(2hc) DFT and Classical MD: A Computational Toolkit to Study Electrocatalysis and the Electrode-Electrolyte Interface

My research interests lie on the intersection of assisting the development of electrocatalytic technologies sourced from renewable energy resources and developing models that provides insight on electrocatalysis. The development of catalysts to facilitate these transformations are key to increase the feasibility of these technologies. Due to the large catalyst design space and complexities within the electrocatalytic interface, my long-term goal is to 1) develop computational chemistry tools to accelerate and promote the rational design of electrocatalysts while 2) assisting multi-disciplinary experimental teams in the development of renewable energy technologies for a sustainable infrastructure.

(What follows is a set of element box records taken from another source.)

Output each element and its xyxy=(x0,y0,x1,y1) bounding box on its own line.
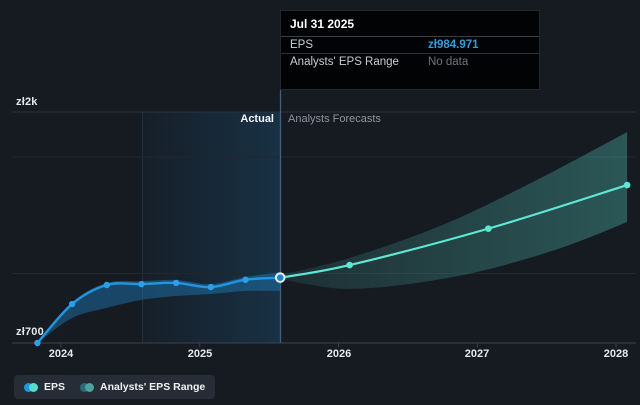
analysts-range-series-icon xyxy=(80,382,94,392)
legend-item-eps[interactable]: EPS xyxy=(14,375,76,399)
forecasts-zone-label: Analysts Forecasts xyxy=(288,113,381,125)
tooltip-eps-row: EPS zł984.971 xyxy=(281,37,539,54)
tooltip-eps-label: EPS xyxy=(290,39,314,51)
actual-zone-label: Actual xyxy=(240,113,274,125)
legend-item-eps-label: EPS xyxy=(44,381,66,393)
tooltip-range-row: Analysts' EPS Range No data xyxy=(281,54,539,70)
forecast-point-1 xyxy=(485,225,492,232)
legend: EPS Analysts' EPS Range xyxy=(0,375,640,399)
y-axis-label-top: zł2k xyxy=(16,96,38,108)
actual-period-highlight xyxy=(142,112,281,343)
legend-item-analysts-eps-range-label: Analysts' EPS Range xyxy=(100,381,206,393)
eps-series-icon xyxy=(24,382,38,392)
tooltip-range-label: Analysts' EPS Range xyxy=(290,56,399,68)
eps-point-5 xyxy=(207,283,215,291)
eps-point-0 xyxy=(34,339,41,347)
legend-item-analysts-eps-range[interactable]: Analysts' EPS Range xyxy=(70,375,216,399)
eps-point-1 xyxy=(68,300,76,308)
x-axis-label-2025: 2025 xyxy=(187,348,213,360)
eps-point-6 xyxy=(242,276,249,283)
selected-point xyxy=(274,272,286,283)
analysts-forecast-range-band xyxy=(280,132,628,289)
forecast-point-0 xyxy=(346,261,353,269)
x-axis-label-2028: 2028 xyxy=(603,348,629,360)
eps-point-3 xyxy=(138,280,145,288)
y-axis-label-bottom: zł700 xyxy=(16,326,44,338)
x-axis-label-2027: 2027 xyxy=(464,348,490,360)
actual-eps-range-band xyxy=(37,271,281,343)
forecast-point-2 xyxy=(623,181,631,189)
x-axis-label-2024: 2024 xyxy=(48,348,74,360)
eps-forecast-line xyxy=(279,183,629,279)
eps-point-2 xyxy=(103,281,110,289)
tooltip-eps-value: zł984.971 xyxy=(428,39,479,51)
tooltip-range-value: No data xyxy=(428,56,469,68)
tooltip: Jul 31 2025 EPS zł984.971 Analysts' EPS … xyxy=(280,10,540,90)
tooltip-date: Jul 31 2025 xyxy=(281,11,539,37)
eps-point-4 xyxy=(172,279,180,287)
x-axis-label-2026: 2026 xyxy=(326,348,352,360)
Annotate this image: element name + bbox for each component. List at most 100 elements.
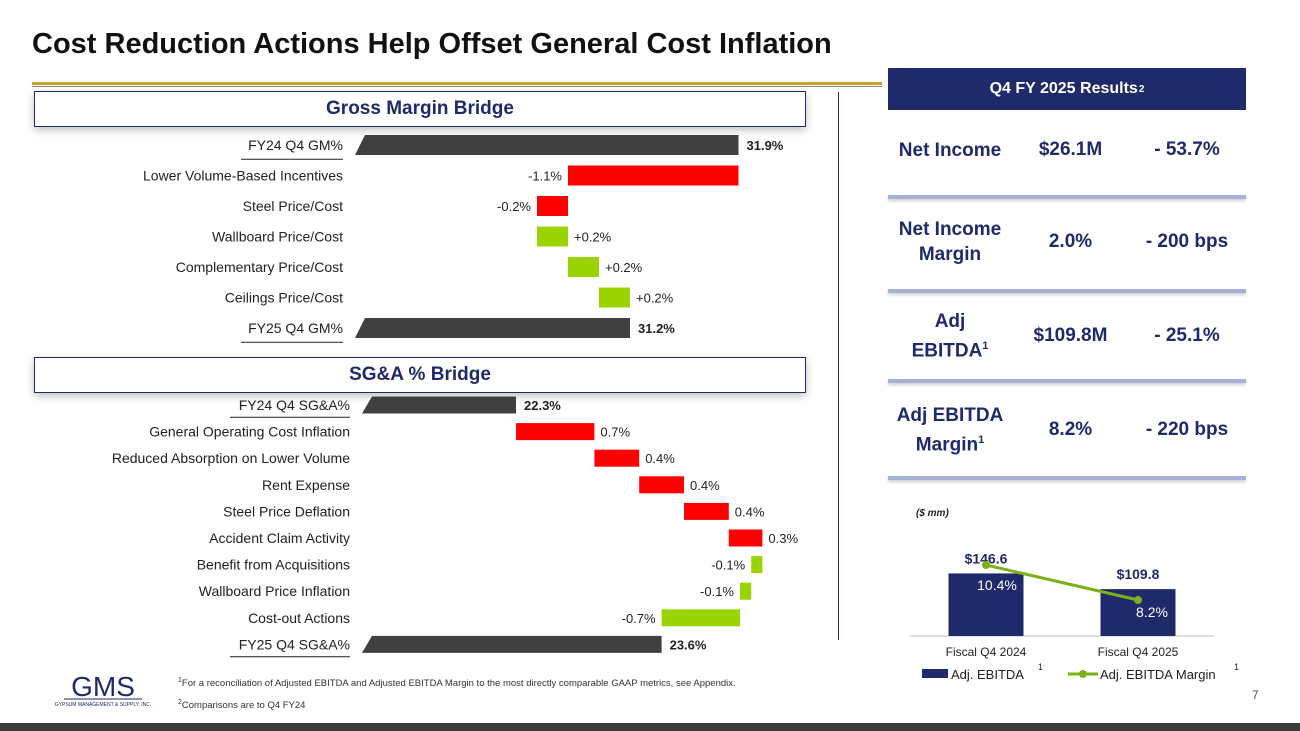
metric-label-sup: 1: [978, 433, 985, 446]
metric-row-net-income: Net Income $26.1M - 53.7%: [888, 110, 1246, 190]
waterfall-value-label: +0.2%: [636, 291, 674, 306]
waterfall-value-label: +0.2%: [605, 260, 643, 275]
waterfall-category-label: Benefit from Acquisitions: [197, 557, 350, 573]
legend-sup: 1: [1038, 662, 1043, 672]
metric-value: $109.8M: [1033, 325, 1108, 346]
x-tick-label: Fiscal Q4 2024: [946, 645, 1027, 659]
waterfall-delta-bar: [661, 609, 740, 627]
footnote-text: Comparisons are to Q4 FY24: [181, 700, 306, 712]
legend-label: Adj. EBITDA: [951, 667, 1024, 682]
results-header-text: Q4 FY 2025 Results: [989, 80, 1138, 97]
waterfall-value-label: 23.6%: [670, 637, 707, 652]
metric-separator: [888, 195, 1246, 199]
margin-point: [982, 561, 990, 569]
footnote-sup: 2: [178, 699, 182, 706]
metric-label: Net Income: [898, 139, 1002, 161]
logo-subtext: GYPSUM MANAGEMENT & SUPPLY, INC.: [55, 702, 151, 708]
waterfall-delta-bar: [537, 226, 568, 247]
waterfall-value-label: -0.7%: [622, 611, 656, 626]
metric-separator: [888, 476, 1246, 480]
waterfall-delta-bar: [594, 449, 640, 467]
unit-note: ($ mm): [916, 508, 949, 519]
margin-line: [985, 563, 1139, 602]
waterfall-value-label: 0.4%: [645, 451, 675, 466]
waterfall-total-bar: [355, 135, 739, 155]
footnote-1: 1For a reconciliation of Adjusted EBITDA…: [178, 677, 736, 689]
metric-change: - 53.7%: [1154, 139, 1220, 160]
waterfall-delta-bar: [684, 502, 729, 520]
ebitda-combo-chart: ($ mm) $146.6 Fiscal Q4 2024 $109.8 Fiscal Q…: [910, 508, 1239, 682]
margin-point: [1134, 596, 1142, 604]
waterfall-delta-bar: [516, 423, 595, 441]
x-tick-label: Fiscal Q4 2025: [1098, 645, 1179, 659]
waterfall-category-label: Steel Price Deflation: [223, 503, 350, 519]
margin-label: 8.2%: [1136, 604, 1168, 620]
waterfall-delta-bar: [751, 556, 763, 574]
metric-label: Net Income Margin: [898, 219, 1002, 265]
waterfall-delta-bar: [728, 529, 763, 547]
ebitda-bar-label: $109.8: [1117, 566, 1160, 582]
waterfall-delta-bar: [599, 287, 630, 308]
legend-label: Adj. EBITDA Margin: [1100, 667, 1216, 682]
metric-row-adj-ebitda-margin: Adj EBITDA Margin1 8.2% - 220 bps: [888, 390, 1246, 470]
results-header: Q4 FY 2025 Results 2: [888, 68, 1246, 110]
waterfall-value-label: 31.9%: [747, 138, 784, 153]
waterfall-category-label: General Operating Cost Inflation: [149, 424, 350, 440]
waterfall-category-label: Accident Claim Activity: [209, 530, 350, 546]
gm-bridge-chart: FY24 Q4 GM% 31.9% Lower Volume-Based Incen…: [143, 135, 784, 343]
page-title: Cost Reduction Actions Help Offset Gener…: [32, 28, 832, 60]
waterfall-total-bar: [362, 635, 662, 653]
legend-swatch-bar: [922, 669, 948, 678]
metric-value: 2.0%: [1048, 231, 1093, 252]
metric-label: Adj EBITDA1: [888, 296, 1012, 376]
waterfall-delta-bar: [740, 582, 752, 600]
waterfall-category-label: FY24 Q4 SG&A%: [239, 397, 350, 413]
metric-change: - 200 bps: [1145, 231, 1229, 252]
waterfall-category-label: Complementary Price/Cost: [176, 259, 343, 275]
waterfall-category-label: FY25 Q4 GM%: [248, 320, 343, 336]
metric-separator: [888, 289, 1246, 293]
legend-swatch-point: [1079, 670, 1087, 678]
results-header-sup: 2: [1138, 83, 1145, 95]
sga-bridge-header: SG&A % Bridge: [34, 357, 806, 393]
waterfall-value-label: -1.1%: [528, 169, 562, 184]
waterfall-delta-bar: [568, 165, 739, 186]
metric-label-text: Adj EBITDA: [911, 310, 983, 362]
waterfall-value-label: 0.7%: [600, 425, 630, 440]
metric-change: - 25.1%: [1154, 325, 1220, 346]
footnote-sup: 1: [178, 677, 182, 684]
waterfall-total-bar: [355, 318, 630, 338]
waterfall-value-label: -0.2%: [497, 199, 531, 214]
waterfall-category-label: Rent Expense: [262, 477, 350, 493]
waterfall-value-label: 0.4%: [735, 504, 765, 519]
waterfall-category-label: FY24 Q4 GM%: [248, 137, 343, 153]
waterfall-value-label: -0.1%: [700, 584, 734, 599]
waterfall-category-label: Cost-out Actions: [248, 610, 350, 626]
metric-row-net-income-margin: Net Income Margin 2.0% - 200 bps: [888, 202, 1246, 282]
gm-bridge-header: Gross Margin Bridge: [34, 91, 806, 127]
metric-label-sup: 1: [982, 339, 989, 352]
vertical-divider: [838, 92, 839, 640]
waterfall-value-label: -0.1%: [711, 558, 745, 573]
metric-value: $26.1M: [1038, 139, 1103, 160]
page-number: 7: [1252, 688, 1259, 702]
metric-row-adj-ebitda: Adj EBITDA1 $109.8M - 25.1%: [888, 296, 1246, 376]
gms-logo: GMS GYPSUM MANAGEMENT & SUPPLY, INC.: [55, 672, 151, 708]
bottom-bar: [0, 723, 1300, 731]
waterfall-category-label: Lower Volume-Based Incentives: [143, 168, 343, 184]
waterfall-value-label: 0.4%: [690, 478, 720, 493]
ebitda-bar-label: $146.6: [965, 550, 1008, 566]
waterfall-value-label: 0.3%: [768, 531, 798, 546]
waterfall-delta-bar: [568, 257, 599, 277]
metric-label: Adj EBITDA Margin1: [888, 390, 1012, 470]
ebitda-bar: [948, 573, 1024, 636]
waterfall-value-label: +0.2%: [574, 230, 612, 245]
waterfall-category-label: Wallboard Price/Cost: [212, 229, 343, 245]
waterfall-value-label: 31.2%: [638, 321, 675, 336]
waterfall-category-label: Ceilings Price/Cost: [225, 290, 343, 306]
logo-text: GMS: [71, 672, 135, 702]
sga-bridge-chart: FY24 Q4 SG&A% 22.3% General Operating Cost…: [112, 396, 798, 658]
margin-label: 10.4%: [977, 577, 1017, 593]
title-rule-gray: [32, 86, 882, 87]
footnote-2: 2Comparisons are to Q4 FY24: [178, 699, 305, 711]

Ph.D. Dissertation: DFT and Classical MD: A computational tool kit to study electrocatalysis (Advised by Dr. Mike Janik at Penn State University Department of Chemical Engineering)

As a rising 5^th year Ph.D. student, I have utilized DFT and Classical MD methods to assist experimentalist in the following multi-disciplinary areas of electrocatalysis:

• Understanding the role of alkali metal cations and the facet dependence of Au during CO₂ electroreduction (Collaboration: Dr. Anne Co of Ohio State University)
• Determining design strategies for selective and stable catalysts for the electro-oxidative valorization of biomass (Collaboration: Dr. Adam Holewinski of the University of Colorado at Boulder)
• Deconvoluting charge-transfer, mass transfer, and ohmic resistance in phosphonic acid-sulfonic acid (Collaboration: Dr. Chris Arges of Penn State University)
• Investigating the electrocatalytic reduction mechanism of nitroaromatics (Collaboration: Dr. Lauren Greenlee of Penn State University, CatalyzeH₂O, and U.S Army)

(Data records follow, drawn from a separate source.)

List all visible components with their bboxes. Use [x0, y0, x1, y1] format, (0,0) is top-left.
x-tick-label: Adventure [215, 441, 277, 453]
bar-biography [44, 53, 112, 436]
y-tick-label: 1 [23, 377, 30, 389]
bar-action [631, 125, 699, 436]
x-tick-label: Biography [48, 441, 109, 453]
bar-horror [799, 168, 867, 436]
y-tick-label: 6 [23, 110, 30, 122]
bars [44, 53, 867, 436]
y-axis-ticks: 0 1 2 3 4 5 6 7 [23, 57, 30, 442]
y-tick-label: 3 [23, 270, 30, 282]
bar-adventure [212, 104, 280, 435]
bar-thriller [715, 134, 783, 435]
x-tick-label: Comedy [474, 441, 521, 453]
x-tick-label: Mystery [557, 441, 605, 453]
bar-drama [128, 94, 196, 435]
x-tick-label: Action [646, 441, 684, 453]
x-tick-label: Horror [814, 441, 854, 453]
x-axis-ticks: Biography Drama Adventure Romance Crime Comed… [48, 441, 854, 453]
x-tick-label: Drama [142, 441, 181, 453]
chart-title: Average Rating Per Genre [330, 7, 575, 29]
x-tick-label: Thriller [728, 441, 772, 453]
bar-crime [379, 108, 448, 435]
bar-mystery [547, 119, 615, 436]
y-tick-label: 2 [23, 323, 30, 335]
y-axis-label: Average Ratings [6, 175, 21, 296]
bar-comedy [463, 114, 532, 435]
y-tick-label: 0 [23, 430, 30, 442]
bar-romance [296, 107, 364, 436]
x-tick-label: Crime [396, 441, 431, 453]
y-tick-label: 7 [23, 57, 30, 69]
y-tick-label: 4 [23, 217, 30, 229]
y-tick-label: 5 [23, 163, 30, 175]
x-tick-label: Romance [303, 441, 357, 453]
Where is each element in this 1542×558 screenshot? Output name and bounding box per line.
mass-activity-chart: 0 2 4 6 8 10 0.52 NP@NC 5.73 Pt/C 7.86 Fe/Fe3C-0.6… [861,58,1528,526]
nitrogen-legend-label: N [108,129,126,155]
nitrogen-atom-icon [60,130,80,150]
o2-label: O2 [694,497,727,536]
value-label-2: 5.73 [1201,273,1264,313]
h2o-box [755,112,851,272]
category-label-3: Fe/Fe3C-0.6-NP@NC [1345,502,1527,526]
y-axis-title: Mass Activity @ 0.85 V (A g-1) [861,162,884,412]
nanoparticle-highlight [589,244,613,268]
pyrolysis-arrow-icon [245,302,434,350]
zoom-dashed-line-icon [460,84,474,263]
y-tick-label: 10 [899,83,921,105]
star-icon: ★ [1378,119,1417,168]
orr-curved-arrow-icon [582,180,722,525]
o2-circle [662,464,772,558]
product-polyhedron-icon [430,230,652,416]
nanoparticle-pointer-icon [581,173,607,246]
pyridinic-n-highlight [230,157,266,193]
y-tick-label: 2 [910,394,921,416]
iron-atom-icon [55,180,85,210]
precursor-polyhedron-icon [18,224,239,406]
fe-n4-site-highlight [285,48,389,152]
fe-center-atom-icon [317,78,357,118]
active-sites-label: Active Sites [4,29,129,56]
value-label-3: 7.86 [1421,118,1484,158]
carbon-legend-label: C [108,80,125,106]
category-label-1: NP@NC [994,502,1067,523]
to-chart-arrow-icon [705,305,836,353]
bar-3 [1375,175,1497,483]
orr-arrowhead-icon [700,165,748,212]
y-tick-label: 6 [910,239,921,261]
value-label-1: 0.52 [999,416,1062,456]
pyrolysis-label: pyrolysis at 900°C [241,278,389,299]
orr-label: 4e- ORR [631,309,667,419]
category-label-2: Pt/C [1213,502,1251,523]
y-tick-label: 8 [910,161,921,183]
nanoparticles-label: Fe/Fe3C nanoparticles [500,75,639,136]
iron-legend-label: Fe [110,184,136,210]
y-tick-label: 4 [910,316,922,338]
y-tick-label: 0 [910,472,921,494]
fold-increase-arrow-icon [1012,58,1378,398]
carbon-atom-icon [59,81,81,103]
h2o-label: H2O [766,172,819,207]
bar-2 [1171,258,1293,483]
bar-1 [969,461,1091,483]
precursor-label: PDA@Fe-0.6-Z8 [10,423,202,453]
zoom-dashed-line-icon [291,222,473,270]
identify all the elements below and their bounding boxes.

I am also currently a Computational Chemistry and Materials Science Summer Intern at Lawrence Livermore National Laboratory from May 2023 under the mentorship of Dr. Sneha Akhade. I am currently utilizing DFT methods to better understand design principles of metal oxides as catalyst for the electro-oxidation of biomass-based alcohols and aldehydes with close collaboration with a multi-disciplinary team experimentalist team led by Dr. Chris Hahn.

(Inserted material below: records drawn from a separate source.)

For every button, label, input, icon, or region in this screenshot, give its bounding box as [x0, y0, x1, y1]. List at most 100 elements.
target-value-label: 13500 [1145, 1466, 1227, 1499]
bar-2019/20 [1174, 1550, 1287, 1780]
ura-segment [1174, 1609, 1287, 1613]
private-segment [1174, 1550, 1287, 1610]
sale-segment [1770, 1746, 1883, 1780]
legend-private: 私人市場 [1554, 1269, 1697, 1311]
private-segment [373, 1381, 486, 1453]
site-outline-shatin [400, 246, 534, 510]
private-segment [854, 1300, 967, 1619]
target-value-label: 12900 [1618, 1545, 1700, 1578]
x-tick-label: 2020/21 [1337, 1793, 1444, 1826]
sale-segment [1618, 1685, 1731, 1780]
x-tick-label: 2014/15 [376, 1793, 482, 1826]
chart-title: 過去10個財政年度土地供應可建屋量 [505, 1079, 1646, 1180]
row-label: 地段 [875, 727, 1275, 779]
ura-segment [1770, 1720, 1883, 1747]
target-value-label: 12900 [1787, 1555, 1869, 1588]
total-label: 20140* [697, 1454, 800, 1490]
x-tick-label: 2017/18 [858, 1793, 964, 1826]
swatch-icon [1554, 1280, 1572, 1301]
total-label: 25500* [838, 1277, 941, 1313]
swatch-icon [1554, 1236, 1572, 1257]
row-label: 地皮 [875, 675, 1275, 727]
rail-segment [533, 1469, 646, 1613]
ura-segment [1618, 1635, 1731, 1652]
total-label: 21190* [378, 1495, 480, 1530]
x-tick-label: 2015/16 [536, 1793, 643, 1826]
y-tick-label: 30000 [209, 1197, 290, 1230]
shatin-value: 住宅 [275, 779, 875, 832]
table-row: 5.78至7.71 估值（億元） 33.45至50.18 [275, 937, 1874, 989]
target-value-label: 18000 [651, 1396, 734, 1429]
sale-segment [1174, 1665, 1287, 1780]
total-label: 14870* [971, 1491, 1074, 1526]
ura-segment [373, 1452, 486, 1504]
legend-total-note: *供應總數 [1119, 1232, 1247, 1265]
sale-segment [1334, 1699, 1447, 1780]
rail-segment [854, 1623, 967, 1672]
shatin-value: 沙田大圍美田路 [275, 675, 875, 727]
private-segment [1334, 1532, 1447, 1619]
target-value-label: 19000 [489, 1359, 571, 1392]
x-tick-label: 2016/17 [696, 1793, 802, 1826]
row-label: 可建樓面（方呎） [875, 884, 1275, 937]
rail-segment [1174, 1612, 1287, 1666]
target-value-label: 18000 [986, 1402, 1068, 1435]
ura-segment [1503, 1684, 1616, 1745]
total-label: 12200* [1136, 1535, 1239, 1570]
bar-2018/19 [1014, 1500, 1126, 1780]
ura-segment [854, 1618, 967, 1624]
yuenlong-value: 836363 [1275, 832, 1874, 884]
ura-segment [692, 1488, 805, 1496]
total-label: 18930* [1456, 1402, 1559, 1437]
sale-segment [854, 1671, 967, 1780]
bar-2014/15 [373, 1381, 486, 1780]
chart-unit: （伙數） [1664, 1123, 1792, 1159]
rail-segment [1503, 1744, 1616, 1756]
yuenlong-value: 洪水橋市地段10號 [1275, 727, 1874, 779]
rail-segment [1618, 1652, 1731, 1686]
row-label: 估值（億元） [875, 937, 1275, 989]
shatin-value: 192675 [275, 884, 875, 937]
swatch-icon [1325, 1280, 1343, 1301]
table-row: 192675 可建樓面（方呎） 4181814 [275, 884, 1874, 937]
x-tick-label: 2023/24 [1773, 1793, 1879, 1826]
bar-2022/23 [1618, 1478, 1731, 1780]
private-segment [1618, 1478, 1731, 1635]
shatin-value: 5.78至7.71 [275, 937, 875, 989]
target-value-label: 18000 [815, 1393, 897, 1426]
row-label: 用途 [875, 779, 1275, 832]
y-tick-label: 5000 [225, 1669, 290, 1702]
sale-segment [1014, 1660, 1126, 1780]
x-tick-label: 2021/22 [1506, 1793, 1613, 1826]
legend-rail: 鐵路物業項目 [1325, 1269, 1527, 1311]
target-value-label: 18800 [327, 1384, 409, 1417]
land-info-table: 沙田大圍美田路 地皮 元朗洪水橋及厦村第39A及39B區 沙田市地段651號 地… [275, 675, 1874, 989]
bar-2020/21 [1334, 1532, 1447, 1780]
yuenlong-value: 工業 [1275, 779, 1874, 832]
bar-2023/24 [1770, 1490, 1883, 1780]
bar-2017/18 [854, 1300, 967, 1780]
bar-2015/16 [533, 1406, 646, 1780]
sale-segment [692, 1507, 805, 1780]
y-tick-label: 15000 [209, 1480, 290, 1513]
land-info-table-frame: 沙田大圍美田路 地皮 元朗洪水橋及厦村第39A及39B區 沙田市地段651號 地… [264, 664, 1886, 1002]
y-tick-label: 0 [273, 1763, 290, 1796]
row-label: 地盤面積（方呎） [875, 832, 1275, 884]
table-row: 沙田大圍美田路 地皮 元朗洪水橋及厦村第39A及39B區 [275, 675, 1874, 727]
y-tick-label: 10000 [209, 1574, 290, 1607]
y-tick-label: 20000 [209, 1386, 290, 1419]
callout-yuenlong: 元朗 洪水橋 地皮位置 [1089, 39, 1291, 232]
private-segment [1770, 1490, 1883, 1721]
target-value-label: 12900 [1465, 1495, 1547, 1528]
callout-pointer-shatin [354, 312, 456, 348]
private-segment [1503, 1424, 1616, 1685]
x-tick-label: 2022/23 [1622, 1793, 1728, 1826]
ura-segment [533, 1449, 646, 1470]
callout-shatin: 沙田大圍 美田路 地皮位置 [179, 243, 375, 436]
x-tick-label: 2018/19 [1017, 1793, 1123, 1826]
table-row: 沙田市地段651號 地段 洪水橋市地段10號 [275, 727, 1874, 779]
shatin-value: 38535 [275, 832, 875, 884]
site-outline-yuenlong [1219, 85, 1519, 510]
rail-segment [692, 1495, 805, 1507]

I am also very interested in the development of multi-scale models and theoretical frameworks used to decompartmentalize the complexity of the electrode-electrolyte interface during electrocatalysis while being computationally efficient. At the Janik Lab, I have been privileged to lead the efforts of creating said models that are computationally efficient and can deconvolute the complexities during electrocatalysis. I have a strong fascination with how atomistic phenomena at the electrode-electrolyte interface impacts the activity, selectivity, and stability of different electrocatalytic technologies.

Current areas where I have contributed to the development of computational efficient models for electrocatalysis are the following:

• Incorporating electrode-electrolyte interfacial effects during specific alkali metal cation adsorption on late transition metal surfaces using DFT/Classical MD methods
• An efficient approach to compartmentalize double layer effects on kinetics of interfacial proton-electron transfer reactions

Goals I have in my search for a Post-Doctoral Position are to expand my “computational toolkit” outside of DFT and Classical MD and explore different aspects of electrocatalysis. I have a passion for understanding fundamental phenomena, such as solid-liquid phase interfaces, and gaining new skillsets to tackle different areas of electrochemistry with multi-disciplinary teams. I am also open to researching areas outside of electrochemistry and electrocatalysis.